On Friday, October 28, 2016 9:30:07 AM CEST Jens Axboe wrote:
> On 10/28/2016 03:32 AM, Linus Walleij wrote:
> > The patch to enable MQ looks like this:
> > https://git.kernel.org/cgit/linux/kernel/git/linusw/linux-stericsson.git/commit/?h=mmc-mq&id=8f79b527e2e854071d8da019451da68d4753f71d
> 
> BTW, another viable "hack" for the depth issue would be to expose more
> than one hardware queue. It's meant to map to a distinct submission
> region in the hardware, but there's nothing stopping the driver from
> using it differently. Might not be cleaner than just increasing the
> queue depth on a single queue, though.
> 
> That still won't solve the issue of lying about it and causing IO
> scheduler confusion, of course.
> 
> Also, 4.8 and newer have support for BLK_MQ_F_BLOCKING, if you need to
> block in ->queue_rq(). That could eliminate the need to offload to a
> kthread manually.

I think the main reason for the kthread is that on ARM and other
architectures, the dma mapping operations are fairly slow (for
cache flushes or bounce buffering) and we want to minimize the
time between subsequent requests being handled by the hardware.

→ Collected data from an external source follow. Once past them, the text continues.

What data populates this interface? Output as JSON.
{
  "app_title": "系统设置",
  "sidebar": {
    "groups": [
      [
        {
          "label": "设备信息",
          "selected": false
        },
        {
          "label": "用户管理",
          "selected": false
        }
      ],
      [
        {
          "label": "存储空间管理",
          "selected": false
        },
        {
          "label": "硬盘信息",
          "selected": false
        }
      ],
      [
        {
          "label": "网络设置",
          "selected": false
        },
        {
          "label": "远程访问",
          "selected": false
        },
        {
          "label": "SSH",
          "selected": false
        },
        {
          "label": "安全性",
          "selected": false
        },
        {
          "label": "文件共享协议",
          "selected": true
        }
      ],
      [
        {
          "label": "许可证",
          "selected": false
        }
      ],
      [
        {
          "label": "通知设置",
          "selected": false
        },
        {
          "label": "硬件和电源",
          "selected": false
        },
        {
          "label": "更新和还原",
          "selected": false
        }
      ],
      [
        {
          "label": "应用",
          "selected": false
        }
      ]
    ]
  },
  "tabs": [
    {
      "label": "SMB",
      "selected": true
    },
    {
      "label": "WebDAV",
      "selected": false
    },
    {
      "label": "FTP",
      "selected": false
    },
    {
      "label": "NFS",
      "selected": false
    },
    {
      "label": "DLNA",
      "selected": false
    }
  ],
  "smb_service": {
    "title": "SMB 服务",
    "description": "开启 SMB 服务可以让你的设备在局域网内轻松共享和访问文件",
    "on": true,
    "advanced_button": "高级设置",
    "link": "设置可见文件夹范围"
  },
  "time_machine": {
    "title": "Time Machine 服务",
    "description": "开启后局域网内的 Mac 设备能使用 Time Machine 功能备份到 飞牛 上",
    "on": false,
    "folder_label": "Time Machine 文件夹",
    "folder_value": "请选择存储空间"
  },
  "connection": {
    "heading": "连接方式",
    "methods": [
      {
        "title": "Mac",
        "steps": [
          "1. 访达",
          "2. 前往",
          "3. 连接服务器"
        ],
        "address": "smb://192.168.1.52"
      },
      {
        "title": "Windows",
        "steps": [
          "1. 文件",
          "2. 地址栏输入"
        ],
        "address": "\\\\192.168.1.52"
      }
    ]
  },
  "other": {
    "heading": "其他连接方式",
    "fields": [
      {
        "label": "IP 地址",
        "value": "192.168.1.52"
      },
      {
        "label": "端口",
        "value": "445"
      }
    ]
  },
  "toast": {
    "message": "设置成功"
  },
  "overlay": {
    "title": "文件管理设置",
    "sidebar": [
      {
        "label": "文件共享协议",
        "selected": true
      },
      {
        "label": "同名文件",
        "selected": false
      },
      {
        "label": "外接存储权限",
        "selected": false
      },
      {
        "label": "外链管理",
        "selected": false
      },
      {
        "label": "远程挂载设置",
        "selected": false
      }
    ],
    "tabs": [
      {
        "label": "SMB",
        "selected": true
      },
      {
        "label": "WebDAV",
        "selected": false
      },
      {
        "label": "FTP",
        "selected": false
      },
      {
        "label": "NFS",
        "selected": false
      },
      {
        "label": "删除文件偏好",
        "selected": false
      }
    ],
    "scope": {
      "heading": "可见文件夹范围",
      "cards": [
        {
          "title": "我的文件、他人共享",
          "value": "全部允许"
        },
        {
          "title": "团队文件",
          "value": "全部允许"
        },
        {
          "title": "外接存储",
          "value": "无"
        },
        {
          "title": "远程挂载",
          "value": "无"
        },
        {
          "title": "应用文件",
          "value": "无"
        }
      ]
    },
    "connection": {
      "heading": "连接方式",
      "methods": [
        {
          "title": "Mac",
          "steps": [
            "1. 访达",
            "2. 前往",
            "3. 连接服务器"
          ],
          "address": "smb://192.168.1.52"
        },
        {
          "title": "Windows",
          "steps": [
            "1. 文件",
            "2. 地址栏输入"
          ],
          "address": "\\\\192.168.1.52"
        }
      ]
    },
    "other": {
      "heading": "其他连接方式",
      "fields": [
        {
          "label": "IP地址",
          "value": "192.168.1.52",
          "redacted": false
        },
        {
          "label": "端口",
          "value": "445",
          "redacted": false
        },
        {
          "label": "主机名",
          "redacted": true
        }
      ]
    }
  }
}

This is not unique to MMC in any way, MMC just happens to be
common on ARM and it is limited by its lack of hardware
command queuing.
It would be nice to do a similar trick for SCSI disks,
especially USB mass storage, maybe also SATA, which are the
next most common storage devices on non-coherent ARM systems
(SATA nowadays often comes with NCQ, so it's less of an
issue)

It may be reasonable to tie this in with the I/O scheduler:
if you don't have a scheduler, the access to the device is
probably rather direct and you want to avoid any complexity
in the kernel, but if preparing a request is expensive
and the hardware has no queuing, you probably also want to
use a scheduler.

We should probably also try to understand how this could
work out with USB mass storage, if there is a solution at
all, and then do it for MMC in a way that would work on
both. I don't think the USB core can currently split the
dma_map_sg() operation from the USB command submission,
so this may require some deeper surgery there.